Reading accounts of what the Italian and German bombing planes are daily doing to Spanish cities and what the Japanese are daily doing to Chinese cities is calculated to make us think that the general war which continually threatens would leave all the great towns of Europe in ruins and half the civilian population murdered.

But quite possibly it is not so. In the cases of Spain and China, the Italians, the Germans, and the Japs have an almost free hand. They can bomb these cities without much fear of retaliation. But in a war of the great powers it probably isn't going to be so. We may as well admit it, indeed, that, for all the humane bias of the democratic powers, they won't take it lying down. Mussolini and Hitler, swollen with megalomania, will perhaps be so foolish as to attempt to carry out the Dohet theory. But every time bombers sweep over London and Paris and Lyons and Marseilles, bombers will sweep over Rome and Berlin and Milan and Florence and Cologne and Munich. For every baby killed in France and England and Russia, a baby will be killed in Germany and Italy.
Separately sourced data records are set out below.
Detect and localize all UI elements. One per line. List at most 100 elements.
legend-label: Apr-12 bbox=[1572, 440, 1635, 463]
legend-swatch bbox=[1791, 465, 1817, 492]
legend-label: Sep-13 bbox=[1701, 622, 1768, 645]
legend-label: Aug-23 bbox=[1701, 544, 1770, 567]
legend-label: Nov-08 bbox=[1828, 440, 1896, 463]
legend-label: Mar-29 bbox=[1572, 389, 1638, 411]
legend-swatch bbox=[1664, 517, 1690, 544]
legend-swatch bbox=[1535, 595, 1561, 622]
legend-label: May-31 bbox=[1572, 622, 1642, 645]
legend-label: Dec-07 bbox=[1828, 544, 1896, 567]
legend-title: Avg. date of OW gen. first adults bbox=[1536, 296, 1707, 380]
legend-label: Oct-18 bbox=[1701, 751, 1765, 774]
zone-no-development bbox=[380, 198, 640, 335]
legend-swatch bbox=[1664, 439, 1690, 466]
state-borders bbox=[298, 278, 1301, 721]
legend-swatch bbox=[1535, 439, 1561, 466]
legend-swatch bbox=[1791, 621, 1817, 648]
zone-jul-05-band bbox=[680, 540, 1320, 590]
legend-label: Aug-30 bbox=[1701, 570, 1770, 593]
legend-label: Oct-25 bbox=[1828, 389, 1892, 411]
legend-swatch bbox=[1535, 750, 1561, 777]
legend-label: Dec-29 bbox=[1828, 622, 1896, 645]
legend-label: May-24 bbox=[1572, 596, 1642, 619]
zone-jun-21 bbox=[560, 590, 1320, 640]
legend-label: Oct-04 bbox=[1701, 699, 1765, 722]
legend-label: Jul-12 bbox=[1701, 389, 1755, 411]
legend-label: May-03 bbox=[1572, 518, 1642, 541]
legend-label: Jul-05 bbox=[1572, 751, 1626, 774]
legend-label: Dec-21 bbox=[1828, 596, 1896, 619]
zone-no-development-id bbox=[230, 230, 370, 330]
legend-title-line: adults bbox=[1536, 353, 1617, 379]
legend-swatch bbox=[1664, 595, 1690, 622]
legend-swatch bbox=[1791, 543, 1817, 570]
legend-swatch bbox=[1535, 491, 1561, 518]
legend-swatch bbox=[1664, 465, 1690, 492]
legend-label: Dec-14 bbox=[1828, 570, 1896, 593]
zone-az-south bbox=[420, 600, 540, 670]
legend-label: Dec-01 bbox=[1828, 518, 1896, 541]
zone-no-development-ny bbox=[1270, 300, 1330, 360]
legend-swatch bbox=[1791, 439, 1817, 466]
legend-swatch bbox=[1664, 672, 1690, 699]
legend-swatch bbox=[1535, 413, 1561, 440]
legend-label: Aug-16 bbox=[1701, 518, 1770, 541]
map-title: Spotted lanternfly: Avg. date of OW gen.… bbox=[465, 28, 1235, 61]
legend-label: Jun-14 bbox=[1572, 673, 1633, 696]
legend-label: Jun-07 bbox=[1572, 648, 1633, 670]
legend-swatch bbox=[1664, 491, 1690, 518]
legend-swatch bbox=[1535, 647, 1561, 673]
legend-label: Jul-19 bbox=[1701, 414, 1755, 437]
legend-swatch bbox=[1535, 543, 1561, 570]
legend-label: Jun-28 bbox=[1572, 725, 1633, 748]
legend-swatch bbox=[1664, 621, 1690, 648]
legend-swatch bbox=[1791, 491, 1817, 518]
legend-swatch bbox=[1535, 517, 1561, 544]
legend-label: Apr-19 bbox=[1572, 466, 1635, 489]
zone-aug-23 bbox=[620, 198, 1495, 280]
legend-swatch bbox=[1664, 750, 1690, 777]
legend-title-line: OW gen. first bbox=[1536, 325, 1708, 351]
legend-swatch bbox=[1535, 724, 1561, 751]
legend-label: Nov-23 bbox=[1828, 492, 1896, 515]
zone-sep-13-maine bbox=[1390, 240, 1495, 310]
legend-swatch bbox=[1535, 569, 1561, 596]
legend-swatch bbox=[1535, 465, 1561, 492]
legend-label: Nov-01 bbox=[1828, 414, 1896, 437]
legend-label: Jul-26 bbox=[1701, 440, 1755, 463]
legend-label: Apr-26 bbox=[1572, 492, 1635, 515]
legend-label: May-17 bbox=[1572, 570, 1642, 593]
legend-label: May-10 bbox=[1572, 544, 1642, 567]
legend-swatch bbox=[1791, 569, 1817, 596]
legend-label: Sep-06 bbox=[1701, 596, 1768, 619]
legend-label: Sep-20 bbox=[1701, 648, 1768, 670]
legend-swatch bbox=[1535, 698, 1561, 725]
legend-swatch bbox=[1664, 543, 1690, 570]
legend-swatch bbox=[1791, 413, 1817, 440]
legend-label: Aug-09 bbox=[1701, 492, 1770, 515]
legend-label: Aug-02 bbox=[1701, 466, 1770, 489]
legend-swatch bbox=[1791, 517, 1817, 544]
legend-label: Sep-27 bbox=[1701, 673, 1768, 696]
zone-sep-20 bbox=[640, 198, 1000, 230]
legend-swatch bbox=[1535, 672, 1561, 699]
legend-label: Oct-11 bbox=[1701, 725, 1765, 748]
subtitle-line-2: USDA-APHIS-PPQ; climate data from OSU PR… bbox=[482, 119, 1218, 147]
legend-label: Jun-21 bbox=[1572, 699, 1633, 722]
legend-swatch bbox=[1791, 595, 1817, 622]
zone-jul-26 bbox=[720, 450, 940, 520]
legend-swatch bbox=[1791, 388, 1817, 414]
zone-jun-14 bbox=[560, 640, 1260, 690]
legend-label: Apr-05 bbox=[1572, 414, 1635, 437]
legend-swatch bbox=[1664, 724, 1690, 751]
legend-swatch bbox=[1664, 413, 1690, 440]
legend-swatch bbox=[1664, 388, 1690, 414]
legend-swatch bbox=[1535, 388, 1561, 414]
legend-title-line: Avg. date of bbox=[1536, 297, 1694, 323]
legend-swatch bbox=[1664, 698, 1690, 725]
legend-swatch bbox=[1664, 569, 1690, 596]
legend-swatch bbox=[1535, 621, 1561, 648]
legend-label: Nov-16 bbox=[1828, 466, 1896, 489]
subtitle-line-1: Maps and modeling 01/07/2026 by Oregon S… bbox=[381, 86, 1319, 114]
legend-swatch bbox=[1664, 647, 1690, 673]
It is horrible to contemplate, admittedly. But it is what will happen. And it may very well have the effect that no amount of talk has had, and quickly confine the use of planes to military objectives.

Back to the Chair

Governor Hoey's recommendation that the State abandon the gas chamber and go back to the electric chair seems to us to be a good one despite the fact that Warden H. H. Wilson, of State's Prison, doesn't agree with it.

An execution in the electric chair is admittedly more horrible to watch than one in the gas chamber. The victim lunges against the straps. He groans and cries out. His flesh fries visibly where the water runs down from the fatal cap and the odor of that frying fills the room. But the chair has the one great merit of killing quickly. Unconsciousness strikes the victim in the same second that the switch is thrown, and the horrible contortions and burning that spectators later see are unknown to the dying man. The Negro Brice who was executed in the chair just before Wash Turner and Bill Payne died in the gas chamber was dead in four minutes. But Payne and Turner both required more than fifteen minutes to die.

It is probably true that the gas produces unconsciousness pretty quickly after it is inhaled. But it certainly doesn't work as rapidly as an electric current. And since by holding his breath the victim can snatch a few seconds more of life, by the gas method he is forced to take some part in his own execution. That is horrible.